There is a host of problems associated with the idea that I could list for hours. Those are all technical. They do not even address the human factor. Even as it is now, when one employee gets a system upgrade while another languishes away in obsolete-system-land, it starts petulant in-fighting and envious behavior until the other employees are satiated. That only lasts until the next round of upgrades. What happens when Joe is still stuck with, say, a Dell C600 'cause that's all he can afford after paying Little Joey's college tuition and Ned comes in with a brand new MacBook Air? The jealousy will still be there. It will probably foster dissent about Ned's level of compensation vs. his perceived contribution as well. That bring a whole new mess of problems for HR. You're no longer managing people as much as you are babysitting them.
Maybe there is a bottom line benefit to the idea. However, people have an amazing affect on a bottom line in ways that most management seems to have an inability to comprehend. I'll leave it all at that because I could easily go on for pages about this. Especially since I'm one of those system security weenies that would have to deal with the aftermath of implementing such an idea. The words nuclear holocaust come to mind to describe what the networks would look like afterwords.
If I can afford better gear than my employer I need to get a better employer.
I haven't tried American 'jelly' but I presume it's some form of jam or marmalade
In American, jelly, jam, and marmalade all refer to different fruit-based things that are spread on toast. Jelly is completely smooth, jam contains seeds, marmalade contains peel.
I am TheRaven on Soylent News
Do you know why IT folks hate personal devices? It is because it isn't IT's. We cannot make rules over what you can or cannot do with your equipment. We can't tell you not to download spyware. We can't tell you not to let your teenage daughter install cute cursor packs. We can't make you buy decent (or any!) anti-virus or security software or force you to stay up-to-date with patches.
And what plusses are brought by personal equipment? Well, we are now on the hook to support your own weird applications, like some graphics package that was downloaded off a Russian server and is entirely in Korean(*). We are now on the hook for keeping your eight-year old second hand clone (built by your son's super intelligent friend) running(*). We have to get the company VPN solution working with your weird combination of hardware and software(*). We are now encouraged to install "field evaluation copies" of corporate software(*) so you can do your job when your not-entirely-compatible open source package(*) causes hilarity.

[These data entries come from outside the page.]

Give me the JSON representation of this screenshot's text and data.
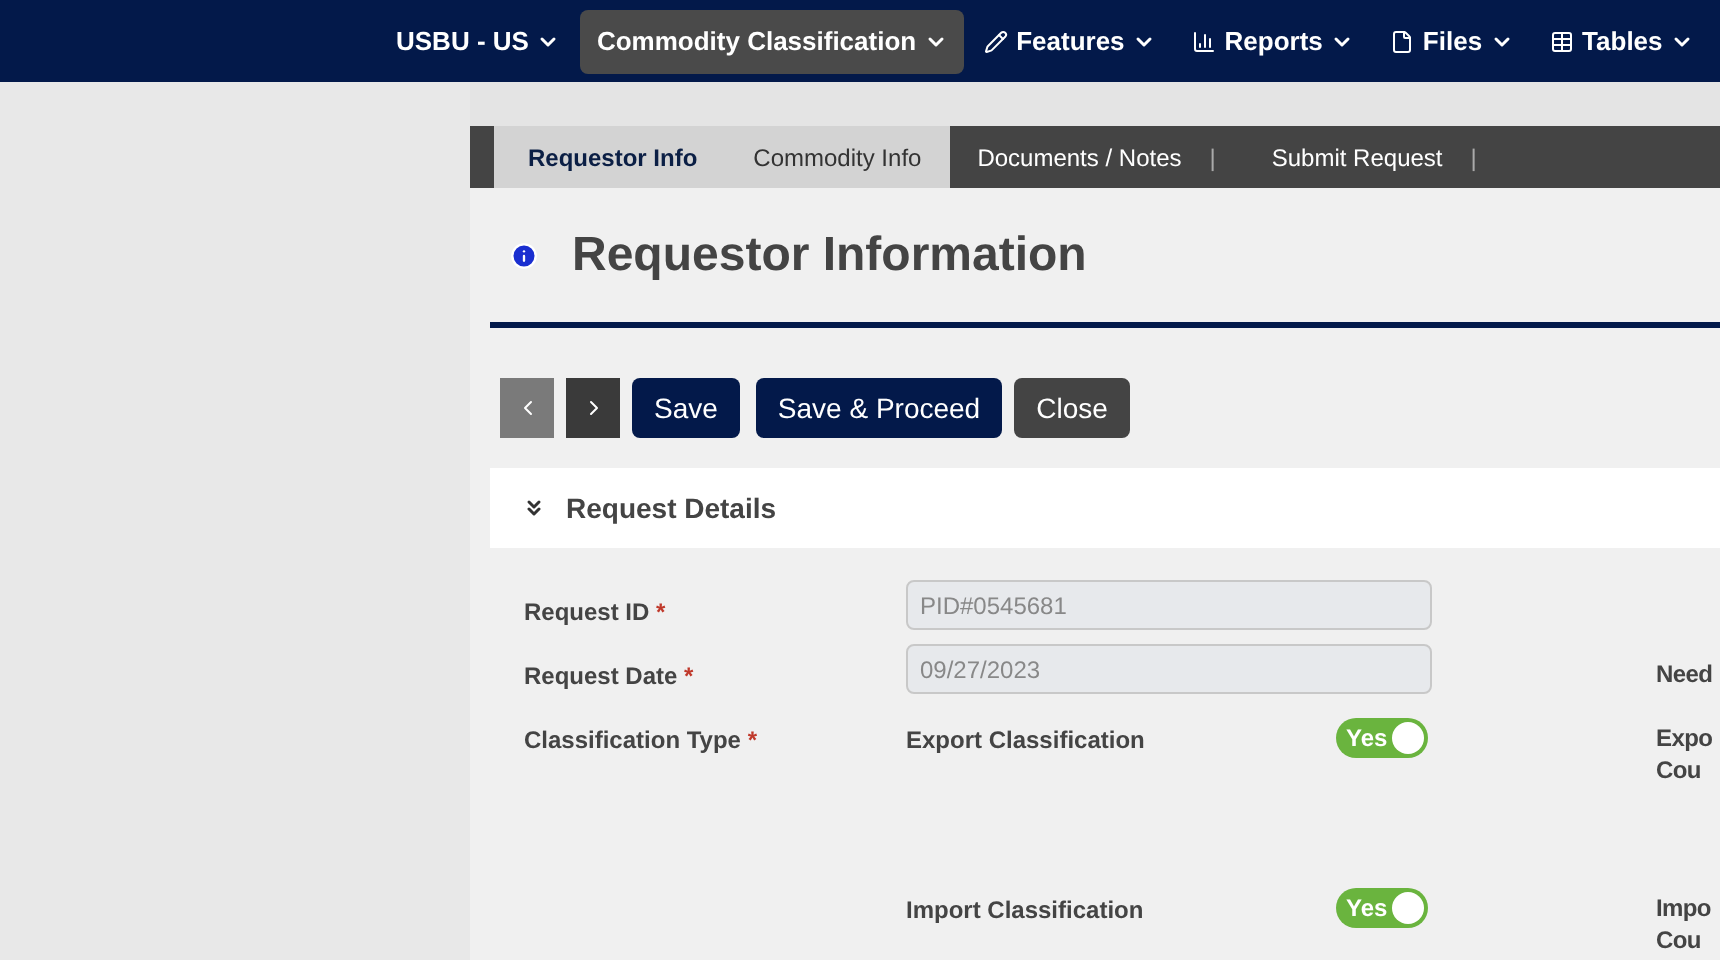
{
  "navbar": {
    "items": [
      {
        "label": "USBU - US",
        "selected": false
      },
      {
        "label": "Commodity Classification",
        "selected": true
      },
      {
        "label": "Features",
        "selected": false
      },
      {
        "label": "Reports",
        "selected": false
      },
      {
        "label": "Files",
        "selected": false
      },
      {
        "label": "Tables",
        "selected": false
      }
    ]
  },
  "tabs": [
    {
      "label": "Requestor Info",
      "selected": true,
      "available": true
    },
    {
      "label": "Commodity Info",
      "selected": false,
      "available": true
    },
    {
      "label": "Documents / Notes",
      "selected": false,
      "available": false,
      "separator": "|"
    },
    {
      "label": "Submit Request",
      "selected": false,
      "available": false,
      "separator": "|"
    }
  ],
  "page_title": "Requestor Information",
  "toolbar": {
    "prev_disabled": true,
    "buttons": [
      {
        "label": "Save",
        "kind": "primary"
      },
      {
        "label": "Save & Proceed",
        "kind": "primary"
      },
      {
        "label": "Close",
        "kind": "secondary"
      }
    ]
  },
  "section": {
    "title": "Request Details",
    "expanded": true
  },
  "fields": [
    {
      "label": "Request ID",
      "required_mark": "*",
      "value": "PID#0545681"
    },
    {
      "label": "Request Date",
      "required_mark": "*",
      "value": "09/27/2023",
      "right_label": [
        "Need"
      ]
    }
  ],
  "classification": {
    "label": "Classification Type",
    "required_mark": "*",
    "options": [
      {
        "label": "Export Classification",
        "on": true,
        "toggle_text": "Yes",
        "right_label": [
          "Expo",
          "Cou"
        ]
      },
      {
        "label": "Import Classification",
        "on": true,
        "toggle_text": "Yes",
        "right_label": [
          "Impo",
          "Cou"
        ]
      }
    ]
  }
}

And, when you ignore all this and corporate security is compromised and thousands of pieces of private data are "accidentally circulated more widely than initially intended", it is OUR ass on the line.(**) Frankly, if I'm the one getting canned when it doesn't work, it's MY F***ING network.
You bringing your equipment in may save you time, but it doesn't save the company any money.

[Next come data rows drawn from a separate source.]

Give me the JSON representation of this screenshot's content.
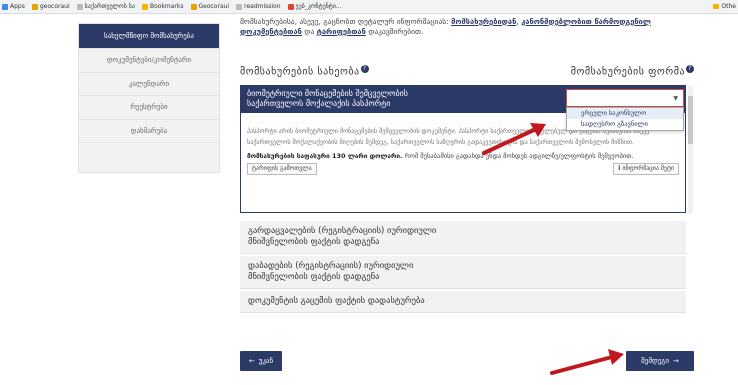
{
  "bookmarks": [
    {
      "label": "Apps",
      "color": "#4285f4"
    },
    {
      "label": "geocoraui",
      "color": "#e5a400"
    },
    {
      "label": "საქართველოს სა",
      "color": "#888888"
    },
    {
      "label": "Bookmarks",
      "color": "#f4b400"
    },
    {
      "label": "Geocoraui",
      "color": "#e5a400"
    },
    {
      "label": "readmission",
      "color": "#888888"
    },
    {
      "label": "ვებ_კონტენტი...",
      "color": "#db4437"
    }
  ],
  "other_bookmarks": "Othe",
  "sidebar": {
    "items": [
      {
        "label": "სახელმწიფო მომსახურება",
        "active": true
      },
      {
        "label": "დოკუმენტები/კომენტარი"
      },
      {
        "label": "კალენდარი"
      },
      {
        "label": "რეესტრები"
      },
      {
        "label": "დახმარება"
      }
    ]
  },
  "intro": {
    "text": "მომსახურებისა, ასევე, გაცნობთ დეტალურ ინფორმაციას: ",
    "link1": "მომსახურებიდან",
    "sep": ", ",
    "link2": "კანონმდებლობით წარმოდგენილ დოკუმენტებთან",
    "mid": " და ",
    "link3": "ტარიფებთან",
    "end": " დაკავშირებით."
  },
  "columns": {
    "left": "მომსახურების სახეობა",
    "right": "მომსახურების ფორმა",
    "left_help": "?",
    "right_help": "?"
  },
  "active_service": {
    "title_line1": "ბიომეტრიული მონაცემების შემცველობის",
    "title_line2": "საქართველოს მოქალაქის პასპორტი",
    "select_value": "",
    "dropdown": [
      "ვრცელი საკონსულო",
      "სადღესრო გზავნილი"
    ],
    "description": "პასპორტი არის ბიომეტრიული მონაცემების შემცველობის დოკუმენტი. პასპორტი საქართველოს უფლებულ და გაცემა, შენახვისა ასევე საქართველოს მოქალაქეობის მიღების შემდეგ, საქართველოს საზღვრის გადაკვეთისთვის და საქართველოს შემოსვლის მიზნით.",
    "price_label": "მომსახურების საფასური 130 ლარი დოლარი.",
    "price_note": " რომ შესაბამისი გადახდა უნდა მოხდეს ადგილზე/ელფოსტის მეშვეობით.",
    "btn_tariff": "ტარიფის გამოთვლა",
    "btn_more": "ინფორმაცია მეტი"
  },
  "services": [
    {
      "line1": "გარდაცვალების (რეგისტრაციის) იურიდიული",
      "line2": "მნიშვნელობის ფაქტის დადგენა"
    },
    {
      "line1": "დაბადების (რეგისტრაციის) იურიდიული",
      "line2": "მნიშვნელობის ფაქტის დადგენა"
    },
    {
      "line1": "დოკუმენტის გაცემის ფაქტის დადასტურება",
      "line2": ""
    }
  ],
  "footer": {
    "back_label": "უკან",
    "next_label": "შემდეგი"
  },
  "colors": {
    "primary": "#2b3a67",
    "arrow": "#c0181e",
    "sidebar_bg": "#f2f2f2"
  }
}
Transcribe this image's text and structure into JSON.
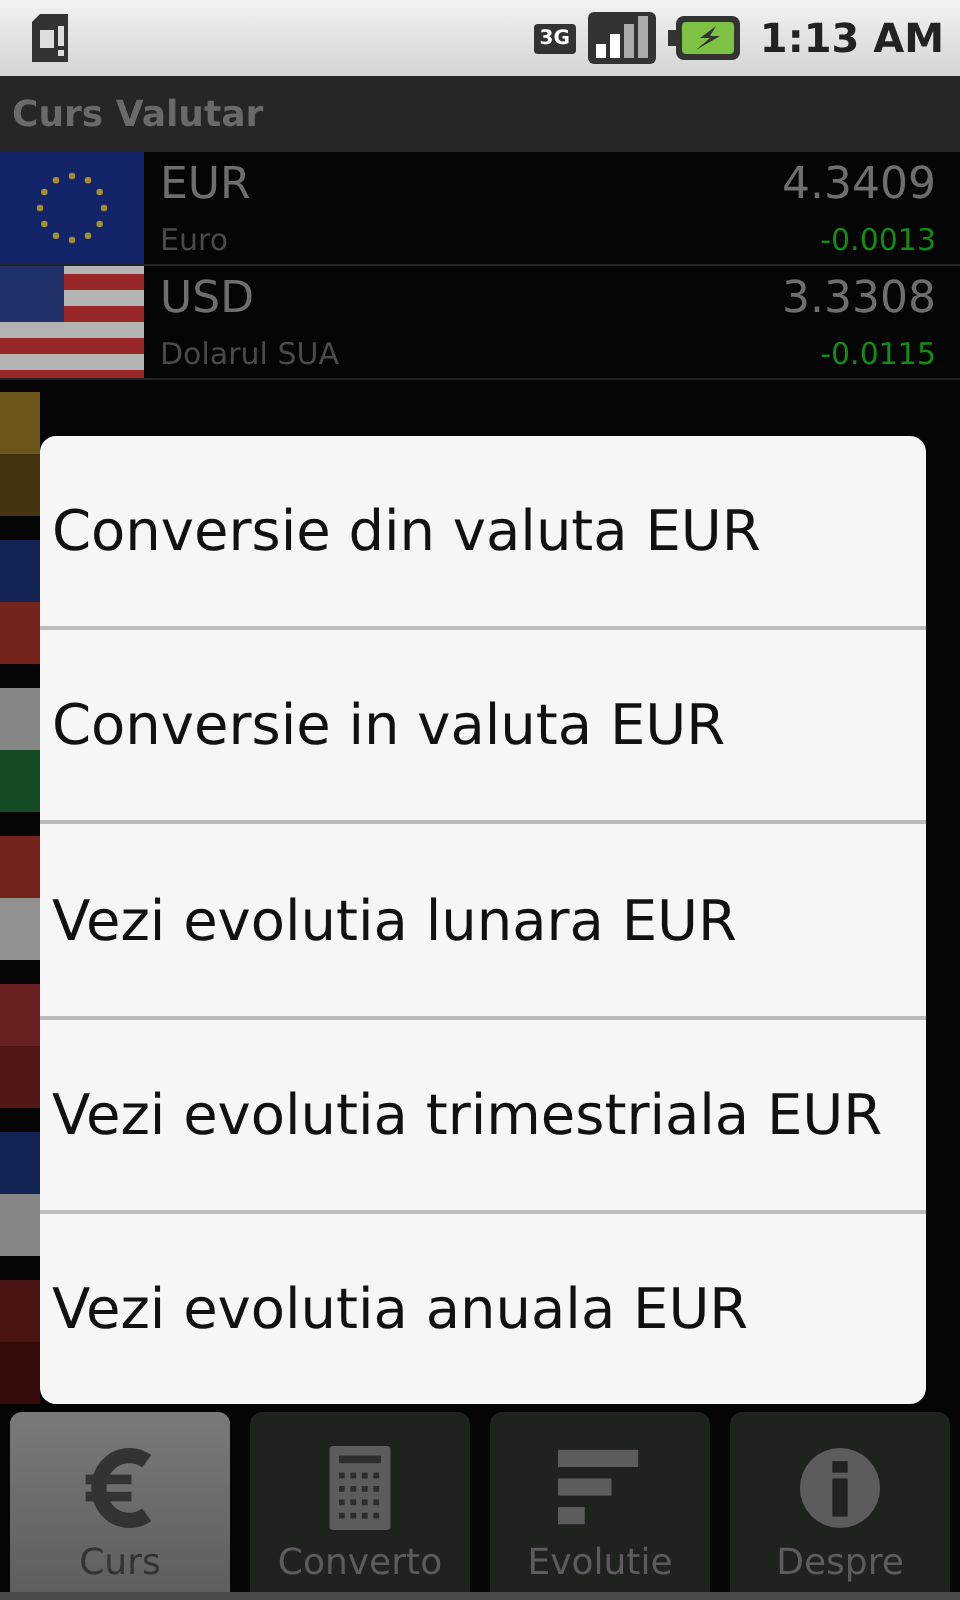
{
  "status_bar": {
    "time": "1:13 AM",
    "network": "3G"
  },
  "title": "Curs Valutar",
  "rates": [
    {
      "code": "EUR",
      "name": "Euro",
      "rate": "4.3409",
      "change": "-0.0013",
      "color": "#138c13"
    },
    {
      "code": "USD",
      "name": "Dolarul SUA",
      "rate": "3.3308",
      "change": "-0.0115",
      "color": "#138c13"
    }
  ],
  "context_menu": {
    "items": [
      "Conversie din valuta EUR",
      "Conversie in valuta EUR",
      "Vezi evolutia lunara EUR",
      "Vezi evolutia trimestriala EUR",
      "Vezi evolutia anuala EUR"
    ]
  },
  "tabs": [
    {
      "label": "Curs",
      "selected": true
    },
    {
      "label": "Converto",
      "selected": false
    },
    {
      "label": "Evolutie",
      "selected": false
    },
    {
      "label": "Despre",
      "selected": false
    }
  ]
}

(*) = actually happened to me.
(**) == happened to someone I know.
you should read everything on the internet as if it had "but I'm probably talking out of my ass" appended to it.
Well I think Jelly is made of fruit juice but no actual fruit bits. If you put fruit bits in it (mashed up and whatnot), then it's jam. Marmalade is specifically jam of a citrus fruit, which generally includes the peel but I'm not sure it has to.